By operating wastewater systems across cities in Ajman, Abu Dhabi and Al Ain, Veolia Middle East ensures safety to more than 2.8 million residents who are connected to sanitation. The optimised management of wastewater systems helps to preserve the natural environment and the biodiversity.
Food security: a challenge that calls for green strategy only
Agriculture in the UAE faces many challenges, such as water scarcity, extreme temperatures, population growth, intense urbanisation, industrialisation, and a lack of land suitable for agriculture. Despite these issues, the UAE continues to flourish, although its increasing population growth needs to be supported by a steady food supply.
All needed resources to face this challenge are already within the region. For example, untapped potential lies with the reuse of treated water, which remains largely underutilised in MENA — according to the WRI a total of 82% is not reused. This water could provide a viable source of clean water, which is key to establishing food security programs in the region. To protect water resources, Veolia is developing irrigation solutions with treated water recycling, and has developed an innovative solution based on “intelligent reuse”. This approach makes it possible to reuse wastewater for agriculture and conserve the nutrients it contains, such as nitrogen, phosphorus, or potassium, which limits the use of chemical fertilisers.

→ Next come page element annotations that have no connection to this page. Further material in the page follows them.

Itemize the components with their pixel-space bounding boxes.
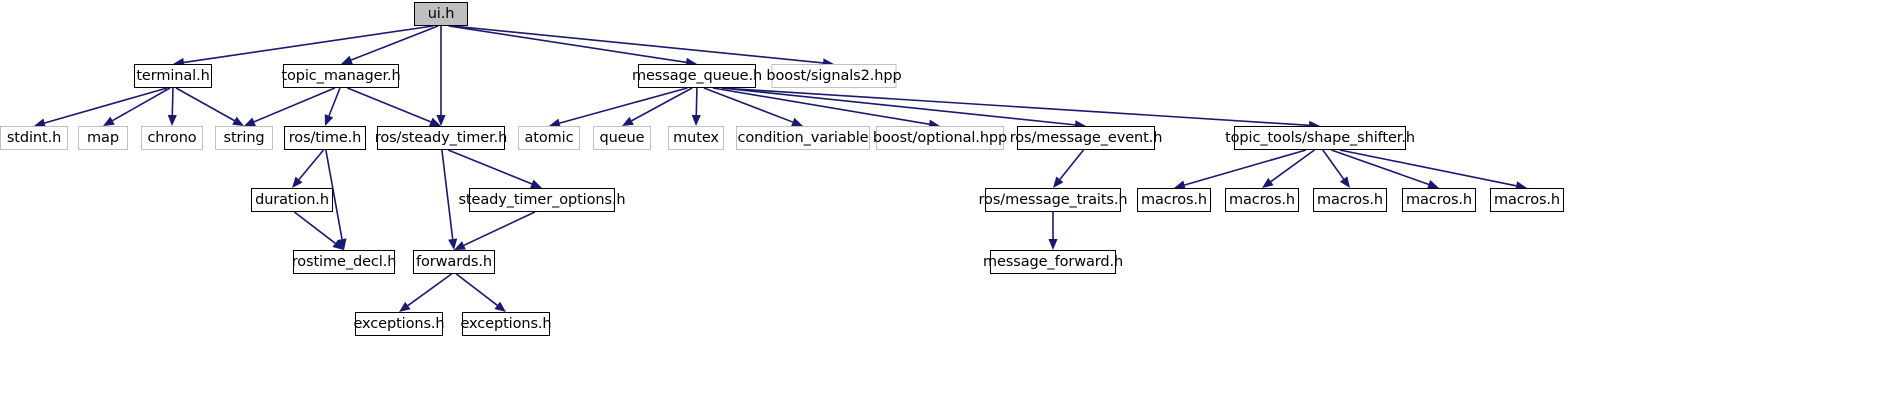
graph-edge-shape_shifter-to-macros5 [1339,149,1527,191]
graph-node-atomic[interactable]: atomic [518,126,580,150]
graph-node-rostime_decl[interactable]: rostime_decl.h [292,250,396,274]
graph-edge-ui-to-ros_steady_timer [436,26,446,126]
graph-node-message_queue[interactable]: message_queue.h [632,64,762,88]
graph-edge-ui-to-message_queue [448,25,697,67]
graph-node-duration[interactable]: duration.h [251,188,333,212]
graph-edge-terminal-to-chrono [167,87,177,126]
graph-node-macros1[interactable]: macros.h [1137,188,1211,212]
graph-node-mutex[interactable]: mutex [668,126,724,150]
graph-edge-message_queue-to-ros_message_event [721,87,1086,130]
graph-node-ros_message_event[interactable]: ros/message_event.h [1010,126,1162,150]
graph-edge-message_queue-to-mutex [691,87,701,126]
graph-node-macros4[interactable]: macros.h [1402,188,1476,212]
graph-node-ros_time[interactable]: ros/time.h [284,126,366,150]
graph-edge-ui-to-boost_signals2 [452,25,834,68]
graph-edge-terminal-to-stdint [34,87,168,128]
graph-node-topic_manager[interactable]: topic_manager.h [281,64,401,88]
graph-node-boost_signals2[interactable]: boost/signals2.hpp [766,64,902,88]
graph-node-terminal[interactable]: terminal.h [134,64,212,88]
graph-edge-topic_manager-to-ros_steady_timer [347,87,441,127]
graph-edge-message_queue-to-condition_variable [703,87,803,127]
graph-edge-terminal-to-string [175,87,244,126]
graph-node-macros3[interactable]: macros.h [1313,188,1387,212]
graph-node-macros2[interactable]: macros.h [1225,188,1299,212]
graph-edge-forwards-to-exceptions1 [399,273,452,312]
graph-edge-shape_shifter-to-macros3 [1322,149,1350,188]
graph-node-exceptions1[interactable]: exceptions.h [353,312,445,336]
graph-node-condition_variable[interactable]: condition_variable [736,126,870,150]
graph-node-queue[interactable]: queue [593,126,651,150]
graph-edge-ui-to-terminal [173,25,434,67]
graph-edge-shape_shifter-to-macros1 [1174,149,1307,190]
graph-edge-shape_shifter-to-macros4 [1331,149,1439,189]
graph-node-shape_shifter[interactable]: topic_tools/shape_shifter.h [1225,126,1415,150]
graph-node-map[interactable]: map [78,126,128,150]
graph-edge-shape_shifter-to-macros2 [1262,149,1315,188]
graph-edge-forwards-to-exceptions2 [455,273,506,312]
graph-edge-ros_message_traits-to-message_forward [1048,212,1058,250]
graph-edge-topic_manager-to-string [244,87,336,126]
graph-edge-duration-to-rostime_decl [293,211,344,250]
graph-edge-message_queue-to-queue [622,87,693,126]
graph-edge-ros_time-to-duration [292,149,325,188]
graph-node-ros_message_traits[interactable]: ros/message_traits.h [979,188,1128,212]
graph-edge-ros_message_event-to-ros_message_traits [1053,149,1085,188]
graph-edge-message_queue-to-shape_shifter [721,87,1320,130]
graph-node-macros5[interactable]: macros.h [1490,188,1564,212]
graph-node-exceptions2[interactable]: exceptions.h [460,312,552,336]
graph-node-string[interactable]: string [215,126,273,150]
graph-node-boost_optional[interactable]: boost/optional.hpp [873,126,1007,150]
graph-node-stdint[interactable]: stdint.h [0,126,68,150]
graph-node-ui[interactable]: ui.h [414,2,468,26]
graph-edge-ros_steady_timer-to-steady_timer_options [447,149,542,189]
graph-node-message_forward[interactable]: message_forward.h [983,250,1123,274]
graph-edge-steady_timer_options-to-forwards [454,211,536,250]
graph-edge-ui-to-topic_manager [341,25,439,65]
graph-node-ros_steady_timer[interactable]: ros/steady_timer.h [375,126,507,150]
graph-edge-message_queue-to-boost_optional [712,87,940,129]
graph-node-steady_timer_options[interactable]: steady_timer_options.h [458,188,626,212]
graph-edge-topic_manager-to-ros_time [324,87,341,126]
graph-edge-terminal-to-map [103,87,171,126]
graph-edge-ros_steady_timer-to-forwards [441,149,458,250]
graph-node-chrono[interactable]: chrono [141,126,203,150]
graph-edge-message_queue-to-atomic [549,87,688,128]
graph-node-forwards[interactable]: forwards.h [413,250,495,274]
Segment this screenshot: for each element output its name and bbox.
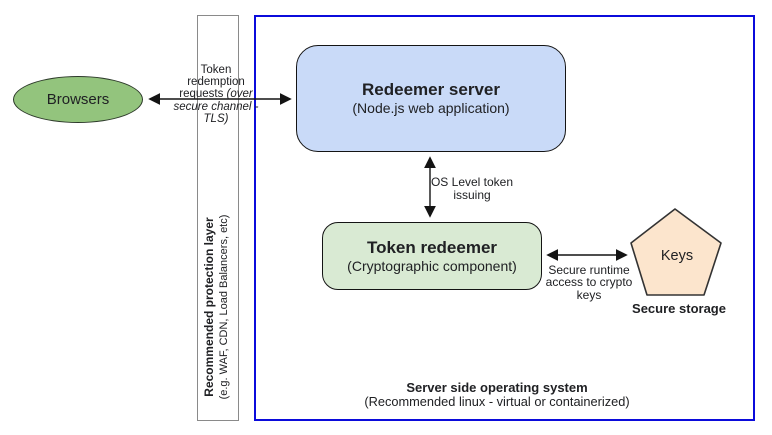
protection-layer-box	[197, 15, 239, 421]
os-system-subtitle: (Recommended linux - virtual or containe…	[364, 394, 630, 409]
protection-layer-subtitle: (e.g. WAF, CDN, Load Balancers, etc)	[218, 214, 230, 400]
protection-layer-label: Recommended protection layer (e.g. WAF, …	[201, 192, 235, 422]
redeemer-server-subtitle: (Node.js web application)	[352, 100, 510, 116]
os-system-title: Server side operating system	[406, 380, 588, 395]
keys-label: Keys	[660, 248, 694, 264]
token-redeemer-box: Token redeemer (Cryptographic component)	[322, 222, 542, 290]
redeemer-server-box: Redeemer server (Node.js web application…	[296, 45, 566, 152]
browsers-label: Browsers	[46, 91, 110, 108]
token-redeemer-subtitle: (Cryptographic component)	[347, 257, 517, 274]
redeemer-server-title: Redeemer server	[362, 80, 500, 99]
secure-runtime-label: Secure runtime access to crypto keys	[545, 263, 633, 302]
os-level-token-label: OS Level token issuing	[430, 175, 514, 202]
token-redemption-label: Token redemption requests (over secure c…	[173, 64, 259, 125]
token-redeemer-title: Token redeemer	[366, 237, 498, 257]
browsers-ellipse: Browsers	[13, 76, 143, 123]
secure-storage-label: Secure storage	[632, 301, 726, 316]
os-system-caption: Server side operating system (Recommende…	[297, 381, 697, 409]
protection-layer-title: Recommended protection layer	[202, 217, 216, 397]
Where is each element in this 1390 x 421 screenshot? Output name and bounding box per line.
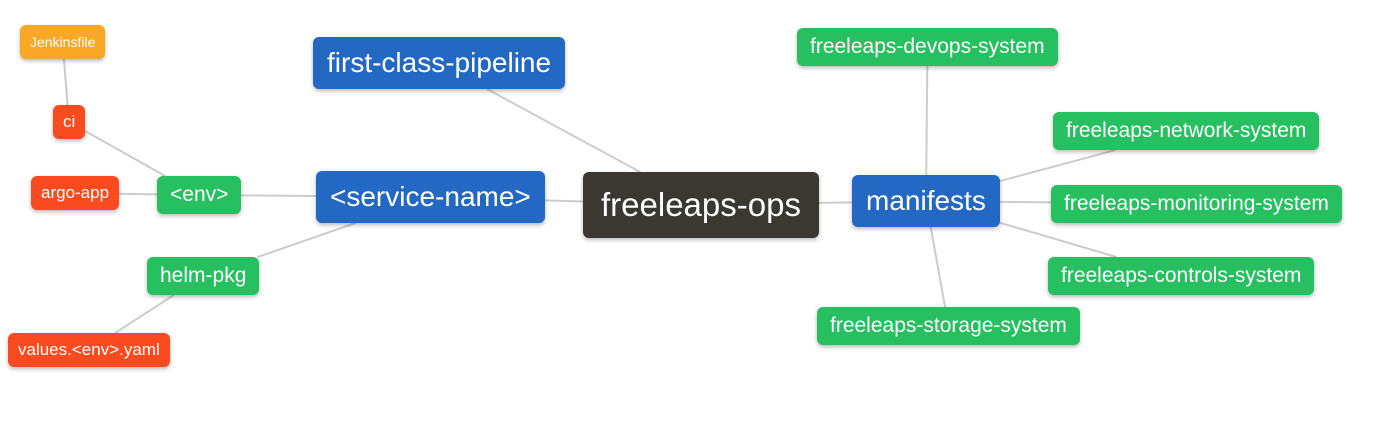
edge-manifests-freeleaps-network-system <box>999 149 1116 183</box>
node-values-env-yaml[interactable]: values.<env>.yaml <box>8 333 170 367</box>
edge-manifests-freeleaps-monitoring-system <box>999 200 1052 204</box>
node-ci[interactable]: ci <box>53 105 86 139</box>
edge-freeleaps-ops-manifests <box>818 201 853 204</box>
edge-first-class-pipeline-freeleaps-ops <box>486 88 641 173</box>
edge-env-service-name <box>240 194 317 198</box>
edge-manifests-freeleaps-controls-system <box>999 221 1117 258</box>
node-freeleaps-monitoring-system[interactable]: freeleaps-monitoring-system <box>1051 185 1342 224</box>
edge-manifests-freeleaps-storage-system <box>929 226 947 308</box>
node-freeleaps-storage-system[interactable]: freeleaps-storage-system <box>817 307 1080 346</box>
node-helm-pkg[interactable]: helm-pkg <box>147 257 260 296</box>
edge-argo-app-env <box>118 192 158 196</box>
node-jenkinsfile[interactable]: Jenkinsfile <box>20 25 106 60</box>
node-argo-app[interactable]: argo-app <box>31 176 120 210</box>
node-freeleaps-devops-system[interactable]: freeleaps-devops-system <box>797 28 1058 67</box>
node-freeleaps-ops[interactable]: freeleaps-ops <box>583 172 819 238</box>
node-manifests[interactable]: manifests <box>852 175 1000 228</box>
node-service-name[interactable]: <service-name> <box>316 171 545 224</box>
edge-values-env-yaml-helm-pkg <box>114 294 175 334</box>
edge-helm-pkg-service-name <box>257 222 356 258</box>
edge-jenkinsfile-ci <box>62 58 69 106</box>
edge-service-name-freeleaps-ops <box>544 199 584 203</box>
edge-ci-env <box>84 130 166 177</box>
node-freeleaps-network-system[interactable]: freeleaps-network-system <box>1053 112 1320 151</box>
node-freeleaps-controls-system[interactable]: freeleaps-controls-system <box>1048 257 1315 296</box>
node-env[interactable]: <env> <box>157 176 242 215</box>
node-first-class-pipeline[interactable]: first-class-pipeline <box>313 37 566 90</box>
edge-manifests-freeleaps-devops-system <box>925 65 929 176</box>
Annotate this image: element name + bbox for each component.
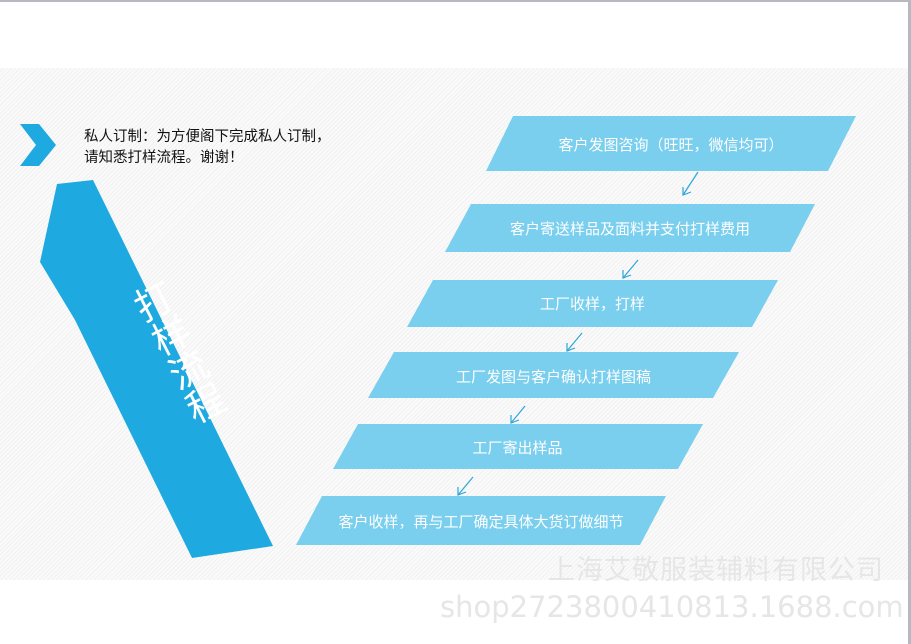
step-4: 工厂发图与客户确认打样图稿 xyxy=(455,368,651,386)
arrow-down-icon xyxy=(682,171,699,196)
step-shape-2 xyxy=(445,204,815,252)
step-6: 客户收样，再与工厂确定具体大货订做细节 xyxy=(338,513,624,531)
step-3: 工厂收样，打样 xyxy=(539,295,645,313)
intro-text: 私人订制：为方便阁下完成私人订制， 请知悉打样流程。谢谢！ xyxy=(84,127,331,169)
right-border xyxy=(908,0,911,644)
arrow-down-icon xyxy=(622,259,639,279)
chevron-right-icon xyxy=(20,124,56,166)
arrow-down-icon xyxy=(510,405,526,424)
arrow-down-icon xyxy=(457,476,474,496)
top-border xyxy=(0,0,911,2)
step-shape-6 xyxy=(296,496,666,545)
step-1: 客户发图咨询（旺旺，微信均可） xyxy=(558,136,784,154)
watermark-url: shop2723800410813.1688.com xyxy=(440,590,904,624)
banner-arrow xyxy=(40,180,273,558)
step-2: 客户寄送样品及面料并支付打样费用 xyxy=(509,220,750,238)
step-shape-3 xyxy=(407,280,778,327)
arrow-down-icon xyxy=(566,332,583,352)
step-shape-5 xyxy=(333,424,703,469)
step-shape-1 xyxy=(486,116,856,171)
step-5: 工厂寄出样品 xyxy=(472,439,563,457)
intro-line-2: 请知悉打样流程。谢谢！ xyxy=(84,150,244,166)
watermark-company: 上海艾敬服装辅料有限公司 xyxy=(548,555,884,586)
intro-line-1: 私人订制：为方便阁下完成私人订制， xyxy=(84,129,331,145)
step-shape-4 xyxy=(368,352,739,398)
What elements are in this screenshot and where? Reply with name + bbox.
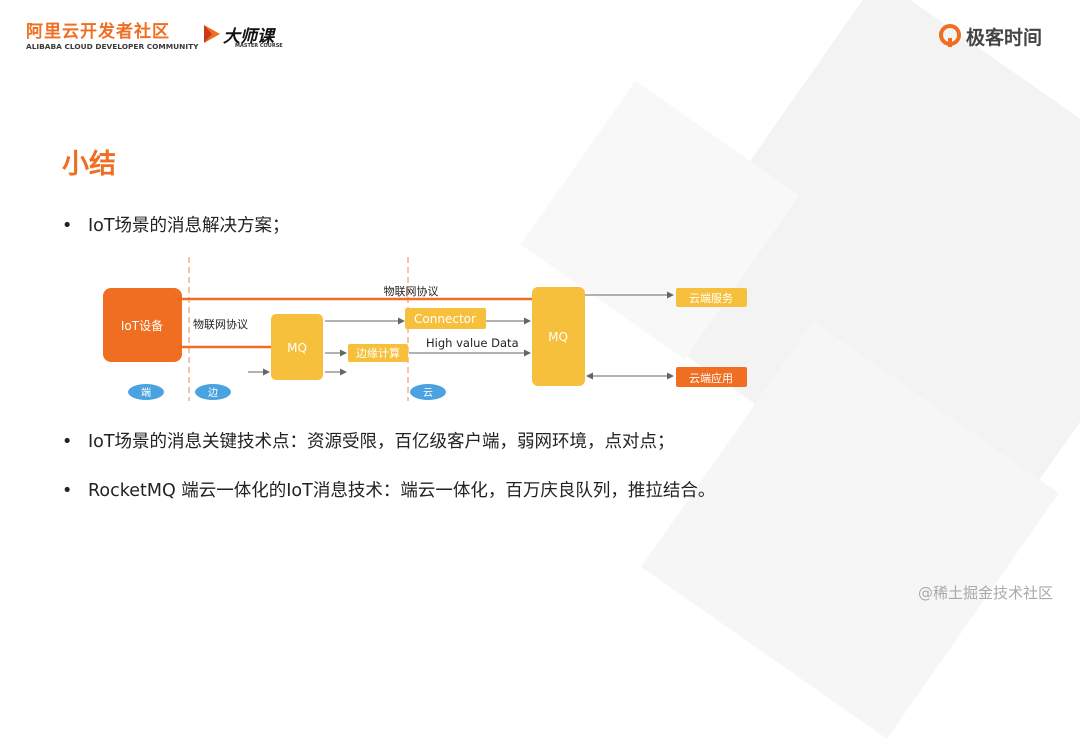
bullet-text: RocketMQ 端云一体化的IoT消息技术：端云一体化，百万庆良队列，推拉结合… [88, 481, 716, 501]
connector-label: Connector [414, 312, 476, 326]
bullet-item: • IoT场景的消息解决方案； [62, 212, 290, 237]
cloud-app-label: 云端应用 [689, 371, 733, 385]
play-icon [204, 25, 220, 43]
watermark: @稀土掘金技术社区 [918, 584, 1054, 602]
bullet-dot: • [62, 481, 73, 501]
bullet-item: • IoT场景的消息关键技术点：资源受限，百亿级客户端，弱网环境，点对点； [62, 428, 675, 453]
aliyun-logo-cn: 阿里云开发者社区 [26, 22, 170, 42]
bullet-text: IoT场景的消息解决方案； [88, 216, 290, 236]
bullet-item: • RocketMQ 端云一体化的IoT消息技术：端云一体化，百万庆良队列，推拉结… [62, 477, 715, 502]
zone-tag-edge-label: 边 [208, 387, 218, 399]
master-course-logo-cn: 大师课 [223, 27, 274, 47]
slide-title: 小结 [62, 149, 116, 180]
iot-architecture-diagram: IoT设备 MQ MQ Connector 边缘计算 云端服务 云端应用 物联网… [103, 257, 747, 401]
iot-device-label: IoT设备 [121, 319, 163, 333]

Globally, around a third of all food is wasted and the IPCC estimated that food waste contributed to nearly 10% of all man-made greenhouse gas emissions, between 2010 and 2016. Waste management companies like Veolia have an important role to play in helping to alleviate this problem.
Veolia can use sludge and organic waste to produce fertilisers and organic amendments, which achieves the loop in the circular economy. Thanks to our expertise in water and waste, we can transform bio waste into organic fertilisers and recycle wastewater sludge on compost.
Create the green loop of plastic in the UAE
In Abu Dhabi and Dubai, more than 900,000 metric tonnes of plastic resin are used annually, with consumer packaging representing 45% of plastic used in the UAE. This is a colossal issue as most plastics do not just ‘go away’, they end up in our seas and oceans, taking hundreds of years to degrade.
By enhancing its commitment towards improving sustainable development in the UAE and widely across the Middle East, Veolia plays an active role by raising awareness to current and future generations about the environmental challenges, such as decreasing the amount of waste generated in the region, by spreading the recycling reflex. Recycling is a cornerstone of the circular economy, where others see problems, Veolia sees resources and beautiful projects that can materialise from waste.
Initiatives can be taken to help citizens limit throwing waste, and encourage people to segregate waste to ease recycling. To support this approach, Veolia has launched in Abu Dhabi the UAE’s first free-of-charge digital service to collect recyclables and to incentivize responsible behaviour, called Recapp. The app offers an on-demand, free of charge, door-to-door collection service for recyclable material such as plastic bottles and aluminium cans.